Una tarde de Abril, dos veleros entraban, favorecidos por blanda brisa, en la bahía de Arica. Uno, que llevaba en la popa el pabellón británico, era un navío de ochocientas toneladas, algo pesado pero sólidamente plantado sobre su casco. Adelantaba con la gravedad de un alderman, obedeciendo a la ola, pero sin perder nada de su fisonomía altanera, estirada y gruñona.
El otro era un bergantín-goleta, fino, coqueto, elegante, con blancas velas, palos lustrados y ensebados, puente lavado, cordajes alquitranados y brillantes, costados recién pintados, como si saliese del astillero. Maniobraba con gracia de pájaro, y no se sabía qué admirar más, si su buen aspecto ó su incomparable ligereza. Se deslizaba como una gaviota sobre las largas olas.

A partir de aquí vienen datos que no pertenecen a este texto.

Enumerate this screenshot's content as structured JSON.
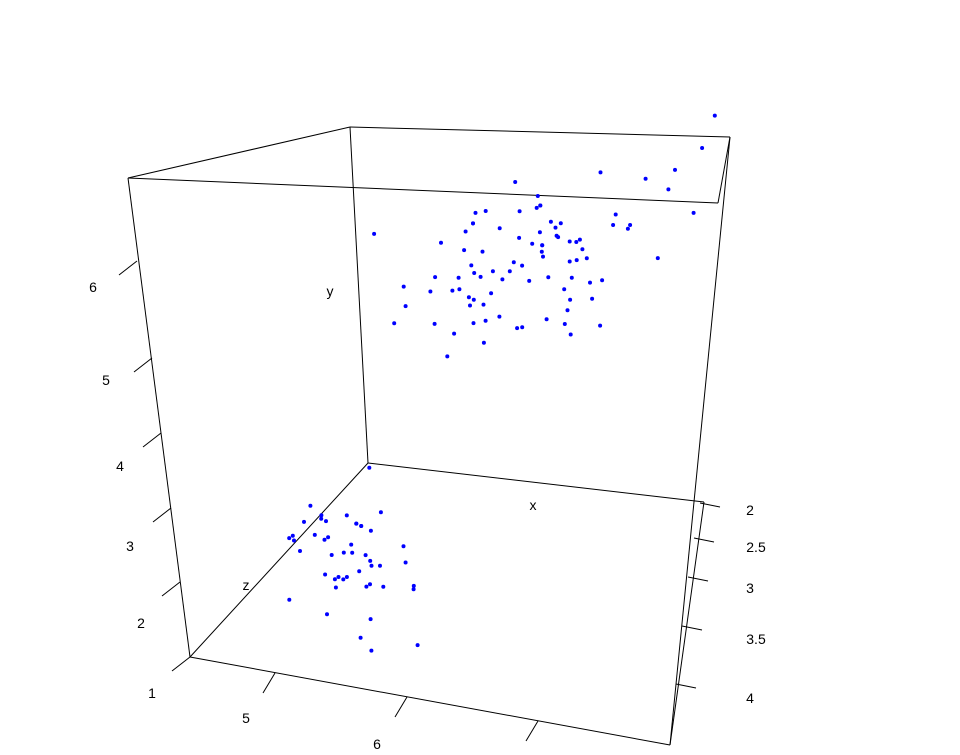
{
  "chart_data": {
    "type": "scatter",
    "projection": "3d-perspective-box",
    "point_color": "#0000ff",
    "axes": {
      "x": {
        "label": "x",
        "ticks": [
          "2",
          "2.5",
          "3",
          "3.5",
          "4"
        ]
      },
      "y": {
        "label": "y",
        "ticks": [
          "5",
          "6"
        ]
      },
      "z": {
        "label": "z",
        "ticks": [
          "1",
          "2",
          "3",
          "4",
          "5",
          "6"
        ]
      }
    },
    "clusters": [
      {
        "description_of_group": "lower cluster",
        "points": [
          [
            3.3,
            4.5,
            1.4
          ],
          [
            3.2,
            4.7,
            1.4
          ],
          [
            3.1,
            4.6,
            1.5
          ],
          [
            3.6,
            5.0,
            1.4
          ],
          [
            3.9,
            5.4,
            1.7
          ],
          [
            3.4,
            4.6,
            1.4
          ],
          [
            3.4,
            5.0,
            1.5
          ],
          [
            2.9,
            4.4,
            1.4
          ],
          [
            3.1,
            4.9,
            1.5
          ],
          [
            3.7,
            5.4,
            1.5
          ],
          [
            3.4,
            4.8,
            1.6
          ],
          [
            3.0,
            4.8,
            1.4
          ],
          [
            3.0,
            4.3,
            1.1
          ],
          [
            4.0,
            5.8,
            1.2
          ],
          [
            4.4,
            5.7,
            1.5
          ],
          [
            3.9,
            5.4,
            1.3
          ],
          [
            3.5,
            5.1,
            1.4
          ],
          [
            3.8,
            5.7,
            1.7
          ],
          [
            3.8,
            5.1,
            1.5
          ],
          [
            3.4,
            5.4,
            1.7
          ],
          [
            3.7,
            5.1,
            1.5
          ],
          [
            3.6,
            4.6,
            1.0
          ],
          [
            3.3,
            5.1,
            1.7
          ],
          [
            3.4,
            4.8,
            1.9
          ],
          [
            3.0,
            5.0,
            1.6
          ],
          [
            3.4,
            5.0,
            1.6
          ],
          [
            3.5,
            5.2,
            1.5
          ],
          [
            3.4,
            5.2,
            1.4
          ],
          [
            3.2,
            4.7,
            1.6
          ],
          [
            3.1,
            4.8,
            1.6
          ],
          [
            3.4,
            5.4,
            1.5
          ],
          [
            4.1,
            5.2,
            1.5
          ],
          [
            4.2,
            5.5,
            1.4
          ],
          [
            3.1,
            4.9,
            1.5
          ],
          [
            3.2,
            5.0,
            1.2
          ],
          [
            3.5,
            5.5,
            1.3
          ],
          [
            3.6,
            4.9,
            1.4
          ],
          [
            3.0,
            4.4,
            1.3
          ],
          [
            3.4,
            5.1,
            1.5
          ],
          [
            3.5,
            5.0,
            1.3
          ],
          [
            2.3,
            4.5,
            1.3
          ],
          [
            3.2,
            4.4,
            1.3
          ],
          [
            3.5,
            5.0,
            1.6
          ],
          [
            3.8,
            5.1,
            1.9
          ],
          [
            3.0,
            4.8,
            1.4
          ],
          [
            3.8,
            5.1,
            1.6
          ],
          [
            3.2,
            4.6,
            1.4
          ],
          [
            3.7,
            5.3,
            1.5
          ]
        ]
      },
      {
        "description_of_group": "upper cluster",
        "points": [
          [
            3.2,
            7.0,
            4.7
          ],
          [
            3.2,
            6.4,
            4.5
          ],
          [
            3.1,
            6.9,
            4.9
          ],
          [
            2.3,
            5.5,
            4.0
          ],
          [
            2.8,
            6.5,
            4.6
          ],
          [
            2.8,
            5.7,
            4.5
          ],
          [
            3.3,
            6.3,
            4.7
          ],
          [
            2.4,
            4.9,
            3.3
          ],
          [
            2.9,
            6.6,
            4.6
          ],
          [
            2.7,
            5.2,
            3.9
          ],
          [
            2.0,
            5.0,
            3.5
          ],
          [
            3.0,
            5.9,
            4.2
          ],
          [
            2.2,
            6.0,
            4.0
          ],
          [
            2.9,
            6.1,
            4.7
          ],
          [
            2.9,
            5.6,
            3.6
          ],
          [
            3.1,
            6.7,
            4.4
          ],
          [
            3.0,
            5.6,
            4.5
          ],
          [
            2.7,
            5.8,
            4.1
          ],
          [
            2.2,
            6.2,
            4.5
          ],
          [
            2.5,
            5.6,
            3.9
          ],
          [
            3.2,
            5.9,
            4.8
          ],
          [
            2.8,
            6.1,
            4.0
          ],
          [
            2.5,
            6.3,
            4.9
          ],
          [
            2.8,
            6.1,
            4.7
          ],
          [
            2.9,
            6.4,
            4.3
          ],
          [
            3.0,
            6.6,
            4.4
          ],
          [
            2.8,
            6.8,
            4.8
          ],
          [
            3.0,
            6.7,
            5.0
          ],
          [
            2.9,
            6.0,
            4.5
          ],
          [
            2.6,
            5.7,
            3.5
          ],
          [
            2.4,
            5.5,
            3.8
          ],
          [
            2.4,
            5.5,
            3.7
          ],
          [
            2.7,
            5.8,
            3.9
          ],
          [
            2.7,
            6.0,
            5.1
          ],
          [
            3.0,
            5.4,
            4.5
          ],
          [
            3.4,
            6.0,
            4.5
          ],
          [
            3.1,
            6.7,
            4.7
          ],
          [
            2.3,
            6.3,
            4.4
          ],
          [
            3.0,
            5.6,
            4.1
          ],
          [
            2.5,
            5.5,
            4.0
          ],
          [
            3.3,
            6.3,
            6.0
          ],
          [
            2.7,
            5.8,
            5.1
          ],
          [
            3.0,
            7.1,
            5.9
          ],
          [
            2.9,
            6.3,
            5.6
          ],
          [
            3.0,
            6.5,
            5.8
          ],
          [
            3.0,
            7.6,
            6.6
          ],
          [
            2.5,
            4.9,
            4.5
          ],
          [
            2.9,
            7.3,
            6.3
          ],
          [
            2.5,
            6.7,
            5.8
          ],
          [
            3.6,
            7.2,
            6.1
          ],
          [
            3.2,
            6.5,
            5.1
          ],
          [
            2.7,
            6.4,
            5.3
          ],
          [
            3.0,
            6.8,
            5.5
          ],
          [
            2.5,
            5.7,
            5.0
          ],
          [
            2.8,
            5.8,
            5.1
          ],
          [
            3.2,
            6.4,
            5.3
          ],
          [
            3.0,
            6.5,
            5.5
          ],
          [
            3.8,
            7.7,
            6.7
          ],
          [
            2.6,
            7.7,
            6.9
          ],
          [
            2.2,
            6.0,
            5.0
          ],
          [
            3.2,
            6.9,
            5.7
          ],
          [
            2.8,
            5.6,
            4.9
          ],
          [
            2.8,
            7.7,
            6.7
          ],
          [
            2.7,
            6.3,
            4.9
          ],
          [
            3.3,
            6.7,
            5.7
          ],
          [
            3.2,
            7.2,
            6.0
          ],
          [
            2.8,
            6.2,
            4.8
          ],
          [
            3.0,
            6.1,
            4.9
          ],
          [
            2.8,
            6.4,
            5.6
          ],
          [
            3.0,
            7.2,
            5.8
          ],
          [
            2.8,
            7.4,
            6.1
          ],
          [
            3.8,
            7.9,
            6.4
          ],
          [
            2.8,
            6.4,
            5.6
          ],
          [
            2.8,
            6.3,
            5.1
          ],
          [
            2.6,
            6.1,
            5.6
          ],
          [
            3.0,
            7.7,
            6.1
          ],
          [
            3.4,
            6.3,
            5.6
          ],
          [
            3.1,
            6.4,
            5.5
          ],
          [
            3.0,
            6.0,
            4.8
          ],
          [
            3.1,
            6.9,
            5.4
          ],
          [
            3.1,
            6.7,
            5.6
          ],
          [
            3.1,
            6.9,
            5.1
          ],
          [
            2.7,
            5.8,
            5.1
          ],
          [
            3.2,
            6.8,
            5.9
          ],
          [
            3.3,
            6.7,
            5.7
          ],
          [
            3.0,
            6.7,
            5.2
          ],
          [
            2.5,
            6.3,
            5.0
          ],
          [
            3.0,
            6.5,
            5.2
          ],
          [
            3.4,
            6.2,
            5.4
          ],
          [
            3.0,
            5.9,
            5.1
          ]
        ]
      }
    ]
  }
}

El sol se hundía en el mar, allá en el horizonte, enviando un postrer beso a las cumbres nevadas de la cordillera.
La noche se extendió bruscamente sobre la bahía a lo lejos se adivinaba Arica por las escasas luces que comenzaban a salpicar la obscuridad. Las montañas se pusieron sombrías, y en cada cúspide de las olas encendiéronse fulgores fosforescentes que parecían, con sus saltos, millares de fuegos fatuos. Hubiérase jurado que el cielo de los trópicos acababa de sacudir sobre el mar el polvo de oro de sus innumerables estrellas.

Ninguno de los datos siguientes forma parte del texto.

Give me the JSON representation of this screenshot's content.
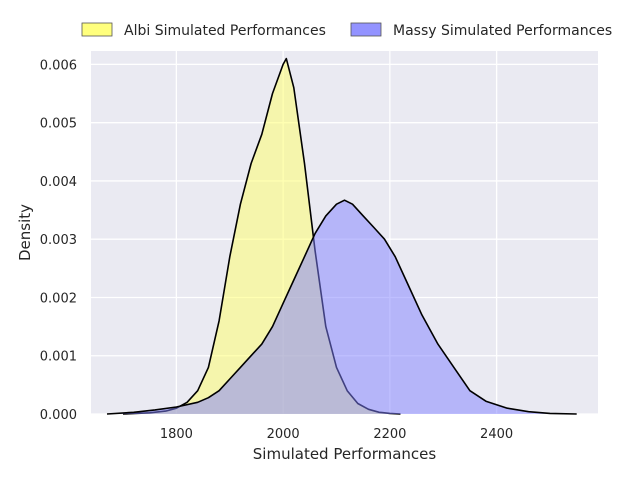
{
  "chart_data": {
    "type": "area",
    "xlabel": "Simulated Performances",
    "ylabel": "Density",
    "xlim": [
      1640,
      2590
    ],
    "ylim": [
      0,
      0.00623
    ],
    "xticks": [
      1800,
      2000,
      2200,
      2400
    ],
    "yticks": [
      0.0,
      0.001,
      0.002,
      0.003,
      0.004,
      0.005,
      0.006
    ],
    "ytick_labels": [
      "0.000",
      "0.001",
      "0.002",
      "0.003",
      "0.004",
      "0.005",
      "0.006"
    ],
    "grid": true,
    "legend_position": "top, above plot, horizontal",
    "series": [
      {
        "name": "Albi Simulated Performances",
        "color": "#ffff66",
        "x": [
          1700,
          1750,
          1780,
          1800,
          1820,
          1840,
          1860,
          1880,
          1900,
          1920,
          1940,
          1960,
          1980,
          2000,
          2006,
          2020,
          2040,
          2060,
          2080,
          2100,
          2120,
          2140,
          2160,
          2180,
          2200,
          2220
        ],
        "y": [
          0,
          2e-05,
          5e-05,
          0.0001,
          0.0002,
          0.0004,
          0.0008,
          0.0016,
          0.0027,
          0.0036,
          0.0043,
          0.0048,
          0.0055,
          0.006,
          0.0061,
          0.0056,
          0.0043,
          0.0028,
          0.0015,
          0.0008,
          0.0004,
          0.00018,
          8e-05,
          3e-05,
          1e-05,
          0
        ]
      },
      {
        "name": "Massy Simulated Performances",
        "color": "#8080ff",
        "x": [
          1670,
          1720,
          1760,
          1800,
          1840,
          1860,
          1880,
          1900,
          1920,
          1940,
          1960,
          1980,
          2000,
          2020,
          2040,
          2060,
          2080,
          2100,
          2115,
          2130,
          2150,
          2170,
          2190,
          2210,
          2230,
          2260,
          2290,
          2320,
          2350,
          2380,
          2420,
          2460,
          2500,
          2550
        ],
        "y": [
          0,
          3e-05,
          7e-05,
          0.00012,
          0.0002,
          0.00028,
          0.0004,
          0.0006,
          0.0008,
          0.001,
          0.0012,
          0.0015,
          0.0019,
          0.0023,
          0.0027,
          0.0031,
          0.0034,
          0.0036,
          0.00367,
          0.0036,
          0.0034,
          0.0032,
          0.003,
          0.0027,
          0.0023,
          0.0017,
          0.0012,
          0.0008,
          0.0004,
          0.00022,
          0.0001,
          4e-05,
          1e-05,
          0
        ]
      }
    ]
  }
}
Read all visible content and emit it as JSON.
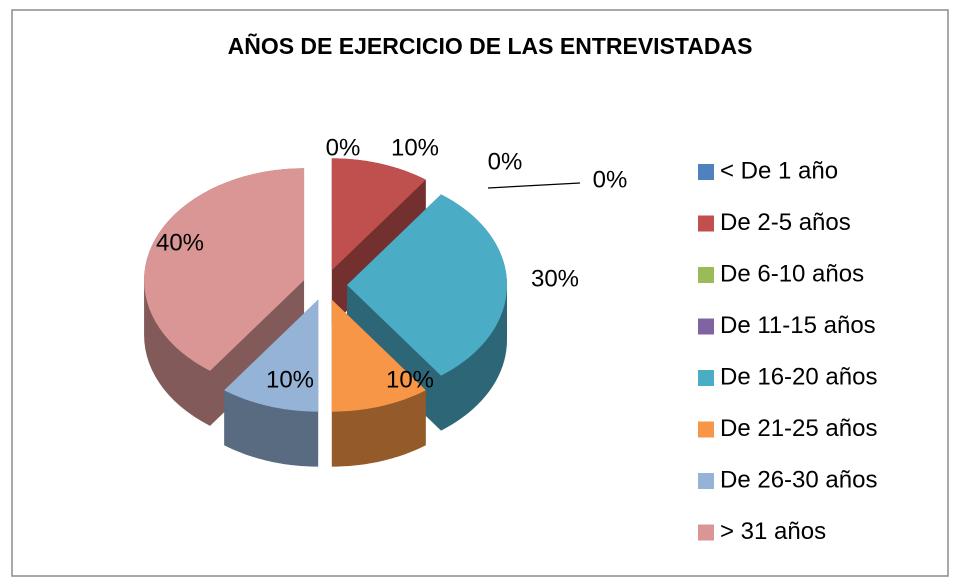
{
  "chart_data": {
    "type": "pie3d",
    "title": "AÑOS DE EJERCICIO DE LAS ENTREVISTADAS",
    "categories": [
      "< De 1 año",
      "De 2-5 años",
      "De 6-10 años",
      "De 11-15 años",
      "De 16-20 años",
      "De 21-25 años",
      "De 26-30 años",
      "> 31 años"
    ],
    "values": [
      0,
      10,
      0,
      0,
      30,
      10,
      10,
      40
    ],
    "value_labels": [
      "0%",
      "10%",
      "0%",
      "0%",
      "30%",
      "10%",
      "10%",
      "40%"
    ],
    "colors": [
      "#4f81bd",
      "#c0504d",
      "#9bbb59",
      "#8064a2",
      "#4bacc6",
      "#f79646",
      "#95b3d7",
      "#d99694"
    ],
    "legend": "right"
  }
}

Los dos navíos trazaban su estela a través de aquel brasero. En la proa producíase un desbordamiento de maravillosas pedrerías. a veces un espumarajo saltaba, lleno de chispas, para ir a caer sobre el puente que iluminaba. Tras ellos, dejaban una inmensa cauda luminosa.
El inglés marchaba majestuosamente a su objeto. El Albatros, el francés, bajo la mano de su capitán, que se había puesto al timón, saltaba con la elegancia y la docilidad de un caballo de raza.
Como para burlarse de la pesadez del insular, se divertía en pasar, con impertinente precisión, bajo el mismo bauprés de su compañero de camino, y lo daba la vuelta, jugando. a veces, el capitán llegaba hasta lanzar su barco recto sobre el inglés, y en el momento psicológico, merced a un golpe de timón, lo ponía sobre la misina línea, a un cable de distancia, como si tratara de tomarlo al abordaje.
El Mary-Ann llegó al fondeadero, dejó caer sus anclas, y se quedó inmóvil. El Albatros rozó la popa del inglés, y se oyó a su capitán decir en alta voz:
-¡Atención, hijos! ¡exactitud y corrección! ¡Demostremos a estos english que sabemos el oficio tan bien como un comodoro!
Y el ligero barco avanzó entre el Mary-Ann y un vapor norteamericano, anclado a estribor. Y se oyó gritar:
-i Fondo!
Sonó un ruido de cadenas. El mar se entreabrió bajo el ancla que se hundió con estrépito, y cuando se cobraron las velas, las proas de los tres navíos estaban exactamente sobre la misma línea. Un hurra de admiración salió del americano.
Y precisamente en aquel momento, la luna que ascendía por el cielo, apareció detrás del pico más alto de los Andes, inundando con su melancólica luz la ciudad casi dormida, la bahía y los navíos que danzaban sobre olas de plata y oro.